Indigenous Peoples’ Day celebrated instead of Columbus
Ellie Sherry — Reporter
For several decades, a day in October has seen celebrated because of Christopher Columbus crossing the ocean. However, in more recent years, there has been significant protest about changing the name of the day to Indigenous Peoples Day.
On Monday Oct. 14, a recognized holiday, Christopher Columbus Day, Southern held an event that talked about indigenous people. The event hosted several different panel members who all talked about their experience as an indigenous person.
Yi-Chun Lin, the director and associate professor of women’s and gender studies, was one of the coordinators of the event.
The event was named “From Palestine to Turtle Island”, she said, because the indigenous people in the Americas have always referred to North America as “Turtle Island” because the shape of the island looks like something that would be on the back of a turtle shell. Therefore, “From Palestine to North America” encases the majority of the world.
The event brought up the question of the importance of having the name of Colombus Day changed.
“This is close to being a 30-year-old movement.” said Lin. “It’s a coalition of multiracial movement in recognizing the celebration of Columbus is wrong on so many grounds. Some people argue that today is for Italian-Americans, but I have many colleagues – who are Italian – definitely want to stay away from a celebration of a man who is associated with so much suffering and killing and brutality.”
Some of Southern’s students agree with the fact that the name should be changed from Christopher Columbus day to Indigenous Peoples Day. Undeclared major Ryan Soules, a freshman, is one of these people.
“I think it should be changed to Indigenous Peoples Day, because when [Christopher Colombus] came here, those were the first people that he met,” Soules said. “They were here before him, so they should have the credit.”
He is not alone in his thought process. Many other students like nursing major Asya Harding, a junior, also thought that the name of the day should be changed.
“I think it should be changed to Indigenous Peoples Day, because it’s rewarding someone who stole land and killed a bunch of people, and I don’t think that should be celebrated,” Harding said. “I learned in school that ‘he sailed the ocean blue in 1492,’ and that was it. There was never any discussion of all the harm he brought with him.”
As a social justice university, Southern’s core values include dignity, respect, civility, kindness, and compassion. With these values in mind, the university strives to take into account all cultures, including those who are marginalized.

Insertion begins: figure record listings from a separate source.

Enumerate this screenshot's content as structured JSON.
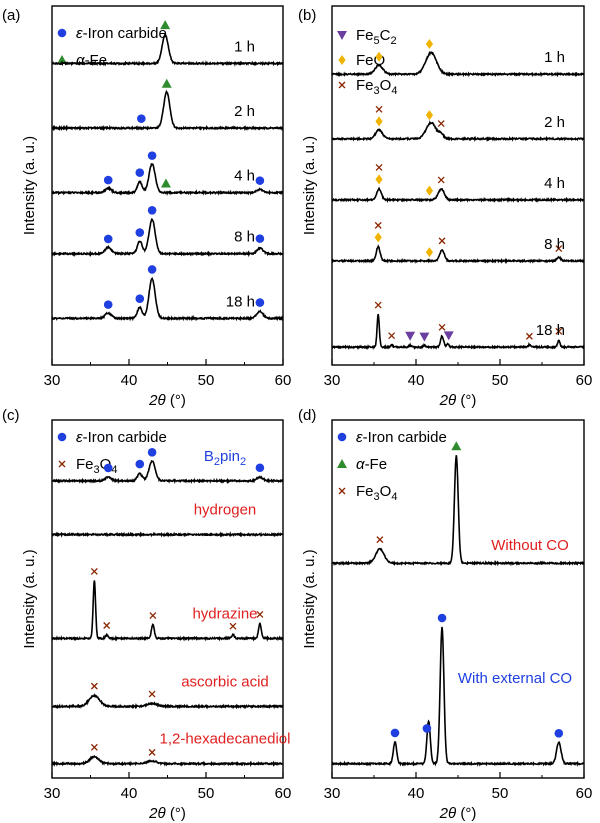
{
  "figure": {
    "colors": {
      "eps": "#1f3fe0",
      "alpha": "#2e8b2e",
      "fe5c2": "#6a3fa0",
      "feo": "#f0b400",
      "fe3o4": "#8b2500",
      "red_label": "#e02020",
      "blue_label": "#1f3fe0",
      "axis": "#000000"
    },
    "common": {
      "ylabel": "Intensity (a. u.)",
      "xlabel_main": "2θ",
      "xlabel_unit": "(°)",
      "xticks": [
        "30",
        "40",
        "50",
        "60"
      ]
    }
  },
  "chart_data": [
    {
      "panel": "(a)",
      "type": "line",
      "title": "",
      "xlabel": "2θ (°)",
      "ylabel": "Intensity (a. u.)",
      "xlim": [
        30,
        60
      ],
      "legend": [
        {
          "marker": "circle",
          "color": "#1f3fe0",
          "label_prefix": "ε",
          "label": "-Iron carbide"
        },
        {
          "marker": "triangle",
          "color": "#2e8b2e",
          "label_prefix": "α",
          "label": "-Fe"
        }
      ],
      "series": [
        {
          "name": "1 h",
          "baseline": 0.84,
          "peaks": [
            [
              44.7,
              0.9,
              0.08
            ]
          ],
          "markers": [
            {
              "type": "triangle",
              "x": 44.7
            }
          ]
        },
        {
          "name": "2 h",
          "baseline": 0.66,
          "peaks": [
            [
              44.9,
              0.9,
              0.1
            ]
          ],
          "markers": [
            {
              "type": "circle",
              "x": 41.6
            },
            {
              "type": "triangle",
              "x": 44.9
            }
          ]
        },
        {
          "name": "4 h",
          "baseline": 0.48,
          "peaks": [
            [
              37.3,
              0.9,
              0.012
            ],
            [
              41.4,
              0.7,
              0.03
            ],
            [
              43.0,
              0.9,
              0.08
            ],
            [
              57.0,
              0.9,
              0.01
            ]
          ],
          "markers": [
            {
              "type": "circle",
              "x": 37.3
            },
            {
              "type": "circle",
              "x": 41.4
            },
            {
              "type": "circle",
              "x": 43.0
            },
            {
              "type": "triangle",
              "x": 44.8
            },
            {
              "type": "circle",
              "x": 57.0
            }
          ]
        },
        {
          "name": "8 h",
          "baseline": 0.31,
          "peaks": [
            [
              37.3,
              0.9,
              0.018
            ],
            [
              41.4,
              0.7,
              0.035
            ],
            [
              43.0,
              0.9,
              0.095
            ],
            [
              57.0,
              0.9,
              0.015
            ]
          ],
          "markers": [
            {
              "type": "circle",
              "x": 37.3
            },
            {
              "type": "circle",
              "x": 41.4
            },
            {
              "type": "circle",
              "x": 43.0
            },
            {
              "type": "circle",
              "x": 57.0
            }
          ]
        },
        {
          "name": "18 h",
          "baseline": 0.13,
          "peaks": [
            [
              37.3,
              0.9,
              0.015
            ],
            [
              41.4,
              0.7,
              0.03
            ],
            [
              43.0,
              0.9,
              0.11
            ],
            [
              57.0,
              0.9,
              0.02
            ]
          ],
          "markers": [
            {
              "type": "circle",
              "x": 37.3
            },
            {
              "type": "circle",
              "x": 41.4
            },
            {
              "type": "circle",
              "x": 43.0
            },
            {
              "type": "circle",
              "x": 57.0
            }
          ]
        }
      ]
    },
    {
      "panel": "(b)",
      "type": "line",
      "title": "",
      "xlabel": "2θ (°)",
      "ylabel": "Intensity (a. u.)",
      "xlim": [
        30,
        60
      ],
      "legend": [
        {
          "marker": "triangle-down",
          "color": "#6a3fa0",
          "label": "Fe5C2",
          "formula": [
            "Fe",
            "5",
            "C",
            "2"
          ]
        },
        {
          "marker": "diamond",
          "color": "#f0b400",
          "label": "FeO",
          "formula": [
            "FeO"
          ]
        },
        {
          "marker": "cross",
          "color": "#8b2500",
          "label": "Fe3O4",
          "formula": [
            "Fe",
            "3",
            "O",
            "4"
          ]
        }
      ],
      "series": [
        {
          "name": "1 h",
          "baseline": 0.81,
          "peaks": [
            [
              35.6,
              1.0,
              0.025
            ],
            [
              41.8,
              1.4,
              0.06
            ]
          ],
          "markers": [
            {
              "type": "diamond",
              "x": 35.6
            },
            {
              "type": "diamond",
              "x": 41.6
            }
          ]
        },
        {
          "name": "2 h",
          "baseline": 0.63,
          "peaks": [
            [
              35.6,
              0.9,
              0.025
            ],
            [
              41.8,
              1.3,
              0.045
            ],
            [
              43.0,
              0.6,
              0.012
            ]
          ],
          "markers": [
            {
              "type": "diamond",
              "x": 35.6
            },
            {
              "type": "cross",
              "x": 35.6
            },
            {
              "type": "diamond",
              "x": 41.6
            },
            {
              "type": "cross",
              "x": 43.0
            }
          ]
        },
        {
          "name": "4 h",
          "baseline": 0.46,
          "peaks": [
            [
              35.6,
              0.6,
              0.03
            ],
            [
              43.0,
              0.8,
              0.03
            ]
          ],
          "markers": [
            {
              "type": "diamond",
              "x": 35.6
            },
            {
              "type": "cross",
              "x": 35.6
            },
            {
              "type": "diamond",
              "x": 41.6
            },
            {
              "type": "cross",
              "x": 43.0
            }
          ]
        },
        {
          "name": "8 h",
          "baseline": 0.29,
          "peaks": [
            [
              35.5,
              0.5,
              0.04
            ],
            [
              43.1,
              0.6,
              0.03
            ],
            [
              57.0,
              0.5,
              0.01
            ]
          ],
          "markers": [
            {
              "type": "diamond",
              "x": 35.5
            },
            {
              "type": "cross",
              "x": 35.5
            },
            {
              "type": "diamond",
              "x": 41.6
            },
            {
              "type": "cross",
              "x": 43.1
            },
            {
              "type": "cross",
              "x": 57.0
            }
          ]
        },
        {
          "name": "18 h",
          "baseline": 0.05,
          "peaks": [
            [
              35.5,
              0.3,
              0.09
            ],
            [
              37.1,
              0.3,
              0.006
            ],
            [
              39.3,
              0.3,
              0.005
            ],
            [
              41.0,
              0.3,
              0.005
            ],
            [
              43.1,
              0.4,
              0.03
            ],
            [
              43.8,
              0.3,
              0.01
            ],
            [
              53.5,
              0.3,
              0.006
            ],
            [
              57.0,
              0.3,
              0.02
            ]
          ],
          "markers": [
            {
              "type": "cross",
              "x": 35.5
            },
            {
              "type": "cross",
              "x": 37.1
            },
            {
              "type": "triangle-down",
              "x": 39.3
            },
            {
              "type": "triangle-down",
              "x": 41.0
            },
            {
              "type": "cross",
              "x": 43.1
            },
            {
              "type": "triangle-down",
              "x": 43.9
            },
            {
              "type": "cross",
              "x": 53.5
            },
            {
              "type": "cross",
              "x": 57.0
            }
          ]
        }
      ]
    },
    {
      "panel": "(c)",
      "type": "line",
      "title": "",
      "xlabel": "2θ (°)",
      "ylabel": "Intensity (a. u.)",
      "xlim": [
        30,
        60
      ],
      "legend": [
        {
          "marker": "circle",
          "color": "#1f3fe0",
          "label_prefix": "ε",
          "label": "-Iron carbide"
        },
        {
          "marker": "cross",
          "color": "#8b2500",
          "label": "Fe3O4",
          "formula": [
            "Fe",
            "3",
            "O",
            "4"
          ]
        }
      ],
      "series": [
        {
          "name": "B2pin2",
          "label_color": "#1f3fe0",
          "formula": [
            "B",
            "2",
            "pin",
            "2"
          ],
          "baseline": 0.83,
          "peaks": [
            [
              37.3,
              0.9,
              0.01
            ],
            [
              41.4,
              0.7,
              0.02
            ],
            [
              43.0,
              0.9,
              0.055
            ],
            [
              57.0,
              0.9,
              0.01
            ]
          ],
          "markers": [
            {
              "type": "circle",
              "x": 37.3
            },
            {
              "type": "circle",
              "x": 41.4
            },
            {
              "type": "circle",
              "x": 43.0
            },
            {
              "type": "circle",
              "x": 57.0
            }
          ]
        },
        {
          "name": "hydrogen",
          "label_color": "#e02020",
          "baseline": 0.68,
          "peaks": [],
          "markers": []
        },
        {
          "name": "hydrazine",
          "label_color": "#e02020",
          "baseline": 0.39,
          "peaks": [
            [
              35.5,
              0.35,
              0.16
            ],
            [
              37.1,
              0.35,
              0.01
            ],
            [
              43.1,
              0.4,
              0.04
            ],
            [
              53.5,
              0.4,
              0.01
            ],
            [
              57.0,
              0.4,
              0.04
            ]
          ],
          "markers": [
            {
              "type": "cross",
              "x": 35.5
            },
            {
              "type": "cross",
              "x": 37.1
            },
            {
              "type": "cross",
              "x": 43.1
            },
            {
              "type": "cross",
              "x": 53.5
            },
            {
              "type": "cross",
              "x": 57.0
            }
          ]
        },
        {
          "name": "ascorbic acid",
          "label_color": "#e02020",
          "baseline": 0.2,
          "peaks": [
            [
              35.5,
              1.5,
              0.03
            ],
            [
              43.0,
              1.5,
              0.008
            ]
          ],
          "markers": [
            {
              "type": "cross",
              "x": 35.5
            },
            {
              "type": "cross",
              "x": 43.0
            }
          ]
        },
        {
          "name": "1,2-hexadecanediol",
          "label_color": "#e02020",
          "baseline": 0.04,
          "peaks": [
            [
              35.5,
              1.3,
              0.02
            ],
            [
              43.0,
              1.3,
              0.008
            ]
          ],
          "markers": [
            {
              "type": "cross",
              "x": 35.5
            },
            {
              "type": "cross",
              "x": 43.0
            }
          ]
        }
      ]
    },
    {
      "panel": "(d)",
      "type": "line",
      "title": "",
      "xlabel": "2θ (°)",
      "ylabel": "Intensity (a. u.)",
      "xlim": [
        30,
        60
      ],
      "legend": [
        {
          "marker": "circle",
          "color": "#1f3fe0",
          "label_prefix": "ε",
          "label": "-Iron carbide"
        },
        {
          "marker": "triangle",
          "color": "#2e8b2e",
          "label_prefix": "α",
          "label": "-Fe"
        },
        {
          "marker": "cross",
          "color": "#8b2500",
          "label": "Fe3O4",
          "formula": [
            "Fe",
            "3",
            "O",
            "4"
          ]
        }
      ],
      "series": [
        {
          "name": "Without CO",
          "label_color": "#e02020",
          "baseline": 0.6,
          "peaks": [
            [
              35.7,
              1.1,
              0.04
            ],
            [
              44.8,
              0.5,
              0.3
            ]
          ],
          "markers": [
            {
              "type": "cross",
              "x": 35.7
            },
            {
              "type": "triangle",
              "x": 44.8
            }
          ]
        },
        {
          "name": "With external CO",
          "label_color": "#1f3fe0",
          "baseline": 0.04,
          "peaks": [
            [
              37.5,
              0.45,
              0.06
            ],
            [
              41.5,
              0.45,
              0.12
            ],
            [
              43.1,
              0.5,
              0.38
            ],
            [
              57.0,
              0.6,
              0.06
            ]
          ],
          "markers": [
            {
              "type": "circle",
              "x": 37.5
            },
            {
              "type": "circle",
              "x": 41.3
            },
            {
              "type": "circle",
              "x": 43.1
            },
            {
              "type": "circle",
              "x": 57.0
            }
          ]
        }
      ]
    }
  ]
}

“A question that we need to ask at every moment is, ‘What can we do to make people who have been on the outside of the margins to be included?’” Lin said.
“We are doing very little from what I can tell. Women and gender studies is only one part, we do our best to get the word out, but it’s not out soon enough or far enough. It is not dismissing people of Italian heritage; there are better people to represent Italian culture than Christopher Columbus.”